The emerging markets narrative in 2017 can be summed up as “much less stress and profit recovery,” Langridge stressed.
This is a remarkable feat, considering the asset class was predicted to be in deep water after Donald Trump’s surprise victory in the US election.
“It has been a remarkably benign world so far this year with remarkably few shocks and those shocks haven’t occurred in the principle areas that hurt EM,” explained the senior managing director and senior portfolio manager.
Tentative action from the Federal Reserve, a weaker dollar have all been to the benefit of EM stocks.
Even falling commodity prices have only touched those countries that have a direct link to the sector, Langridge pointed out.
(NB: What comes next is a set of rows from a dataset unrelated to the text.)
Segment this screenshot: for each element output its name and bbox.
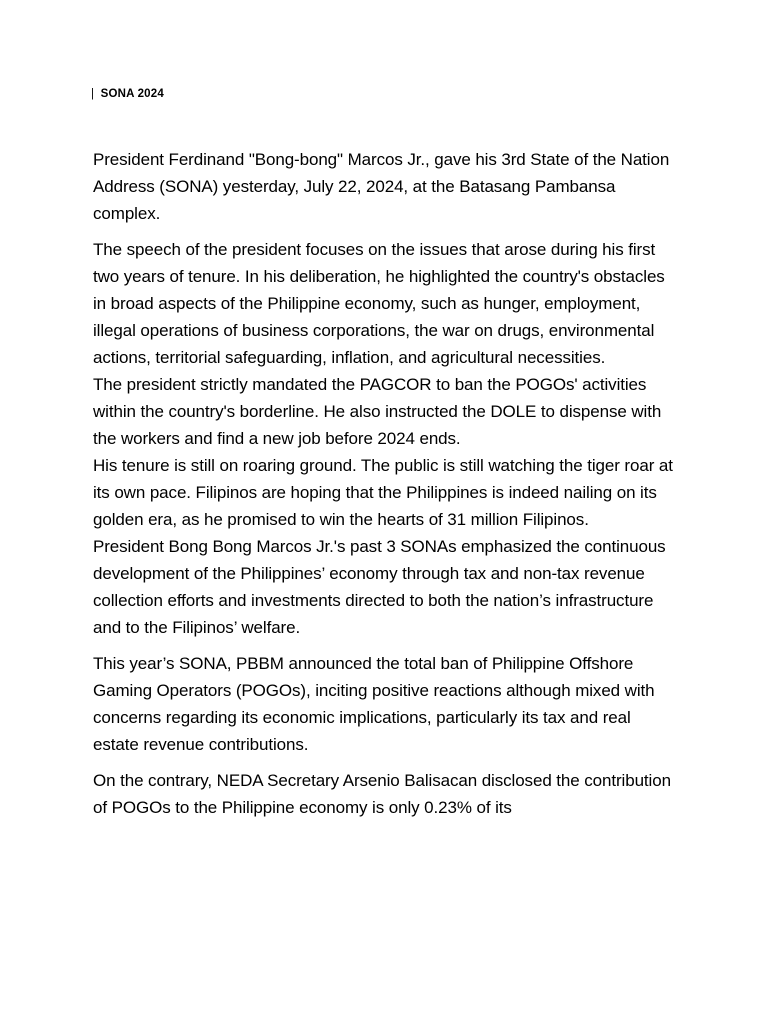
document-header — [91, 88, 164, 100]
article-body — [93, 146, 673, 821]
header-separator: | — [91, 88, 95, 100]
paragraph: His tenure is still on roaring ground. The public is still watching the tiger roar at its own pace. Filipinos are hoping that the Philippines is indeed nailing on its golden era, as he promised to win the hearts of 31 million Filipinos. — [93, 456, 673, 529]
paragraph: President Bong Bong Marcos Jr.'s past 3 SONAs emphasized the continuous development of the Philippines’ economy through tax and non-tax revenue collection efforts and investments directed to both the nation’s infrastructure and to the Filipinos’ welfare. — [93, 537, 666, 637]
paragraph: On the contrary, NEDA Secretary Arsenio Balisacan disclosed the contribution of POGOs to the Philippine economy is only 0.23% of its — [93, 771, 671, 817]
paragraph: President Ferdinand "Bong-bong" Marcos Jr., gave his 3rd State of the Nation Address (SONA) yesterday, July 22, 2024, at the Batasang Pambansa complex. — [93, 150, 670, 223]
paragraph: The president strictly mandated the PAGCOR to ban the POGOs' activities within the country's borderline. He also instructed the DOLE to dispense with the workers and find a new job before 2024 ends. — [93, 375, 662, 448]
paragraph: The speech of the president focuses on the issues that arose during his first two years of tenure. In his deliberation, he highlighted the country's obstacles in broad aspects of the Philippine economy, such as hunger, employment, illegal operations of business corporations, the war on drugs, environmental actions, territorial safeguarding, inflation, and agricultural necessities. — [93, 240, 665, 367]
paragraph: This year’s SONA, PBBM announced the total ban of Philippine Offshore Gaming Operators (POGOs), inciting positive reactions although mixed with concerns regarding its economic implications, particularly its tax and real estate revenue contributions. — [93, 654, 655, 754]
header-title: SONA 2024 — [100, 88, 164, 100]
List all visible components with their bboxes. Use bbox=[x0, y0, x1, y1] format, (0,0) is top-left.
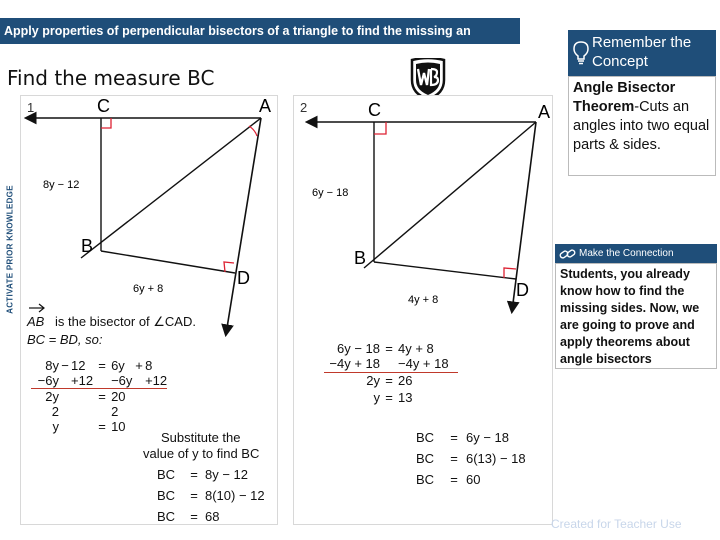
label-a: A bbox=[538, 102, 551, 122]
problem-1-work bbox=[31, 358, 167, 434]
problem-2-bc-work bbox=[416, 427, 526, 490]
bc-row: BC = 60 bbox=[416, 472, 481, 487]
right-angle-c bbox=[101, 118, 111, 128]
work-row: y = 10 bbox=[52, 419, 126, 434]
concept-box bbox=[568, 76, 716, 176]
work-row: 6y − 18 = 4y + 8 bbox=[336, 340, 434, 356]
problem-number: 2 bbox=[300, 100, 308, 115]
remember-line2: Concept bbox=[592, 53, 648, 70]
ray-symbol-icon bbox=[27, 300, 47, 310]
make-connection-title: Make the Connection bbox=[579, 248, 674, 259]
ray-ab bbox=[364, 122, 536, 268]
bc-row: BC = 8(10) − 12 bbox=[157, 488, 265, 503]
problem-1-diagram bbox=[21, 96, 279, 526]
statement-bc-bd: BC = BD, so: bbox=[27, 332, 103, 347]
activate-prior-knowledge-label: ACTIVATE PRIOR KNOWLEDGE bbox=[5, 185, 15, 314]
remember-concept-header bbox=[568, 30, 716, 78]
work-row: −4y + 18 −4y + 18 bbox=[329, 356, 449, 372]
bc-row: BC = 68 bbox=[157, 509, 220, 524]
problem-1-bc-work bbox=[157, 464, 265, 527]
label-c: C bbox=[368, 100, 381, 120]
work-row: y = 13 bbox=[373, 390, 413, 405]
ray-ad bbox=[226, 118, 261, 334]
page-heading: Find the measure BC bbox=[7, 66, 215, 90]
angle-arc-a bbox=[249, 126, 257, 136]
ray-ab bbox=[81, 118, 261, 258]
problem-1-panel bbox=[20, 95, 278, 525]
bc-row: BC = 8y − 12 bbox=[157, 467, 249, 482]
label-b: B bbox=[81, 236, 94, 256]
make-connection-header bbox=[555, 244, 717, 264]
wb-logo-icon bbox=[408, 58, 448, 100]
label-b: B bbox=[354, 248, 367, 268]
statement-bisector: is the bisector of ∠CAD. bbox=[55, 314, 196, 329]
right-angle-d bbox=[224, 262, 234, 272]
concept-term: Angle Bisector Theorem bbox=[573, 80, 676, 115]
bc-row: BC = 6(13) − 18 bbox=[416, 451, 526, 466]
work-row: 2 2 bbox=[51, 404, 119, 419]
label-c: C bbox=[97, 96, 110, 116]
bc-row: BC = 6y − 18 bbox=[416, 430, 510, 445]
segment-cb-label: 6y − 18 bbox=[312, 187, 349, 199]
work-row: 2y = 26 bbox=[324, 372, 458, 389]
chain-link-icon bbox=[559, 247, 577, 261]
problem-number: 1 bbox=[27, 100, 35, 115]
label-a: A bbox=[259, 96, 272, 116]
concept-description: -Cuts an angles into two equal parts & sides. bbox=[573, 99, 710, 153]
substitute-text: Substitute the bbox=[161, 430, 241, 445]
label-d: D bbox=[516, 280, 529, 300]
segment-bd-label: 6y + 8 bbox=[133, 283, 164, 295]
label-d: D bbox=[237, 268, 250, 288]
right-angle-d bbox=[504, 268, 516, 278]
lesson-title-banner: Apply properties of perpendicular bisectors of a triangle to find the missing an bbox=[0, 18, 520, 44]
statement-ray: AB bbox=[27, 314, 45, 329]
work-row: −6y +12 −6y +12 bbox=[37, 373, 168, 388]
remember-line1: Remember the bbox=[592, 34, 692, 51]
segment-bd-label: 4y + 8 bbox=[408, 294, 439, 306]
connection-text: Students, you already know how to find the missing sides. Now, we are going to prove and apply theorems about angle bisectors bbox=[555, 263, 717, 369]
problem-2-panel bbox=[293, 95, 553, 525]
substitute-text-2: value of y to find BC bbox=[143, 446, 260, 461]
right-angle-c bbox=[374, 122, 386, 134]
work-row: 2y = 20 bbox=[31, 389, 167, 405]
lightbulb-icon bbox=[572, 39, 590, 65]
segment-cb-label: 8y − 12 bbox=[43, 179, 80, 191]
segment-bd bbox=[101, 251, 235, 273]
footer-note: Created for Teacher Use bbox=[551, 517, 682, 531]
work-row: 8y − 12 = 6y + 8 bbox=[45, 358, 153, 373]
problem-2-work bbox=[324, 340, 458, 406]
segment-bd bbox=[374, 262, 516, 279]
However, if there is a repeat sell-off of the FANG stocks, comprised of American tech heavyweights Facebook, Amazon, Netflix and Google, the emerging economies could be in a world of pain, she warned.
“There is one clear source of valuations risk that could impact the momentum in global stock markets, and that is centred in the US around the so-called FANGs.
“IT is one of the biggest sectors in the EM class. It has also performed extremely well this year for very strong reasons relating to their profitability.
“But a lot of it is also indirectly a function of momentum and investment excitement in the FANGs.
“So, if you see an abrupt reversal in that sector in the US, the first signs of which we saw last week, you will see that ricochet effect in the related sectors in EM.”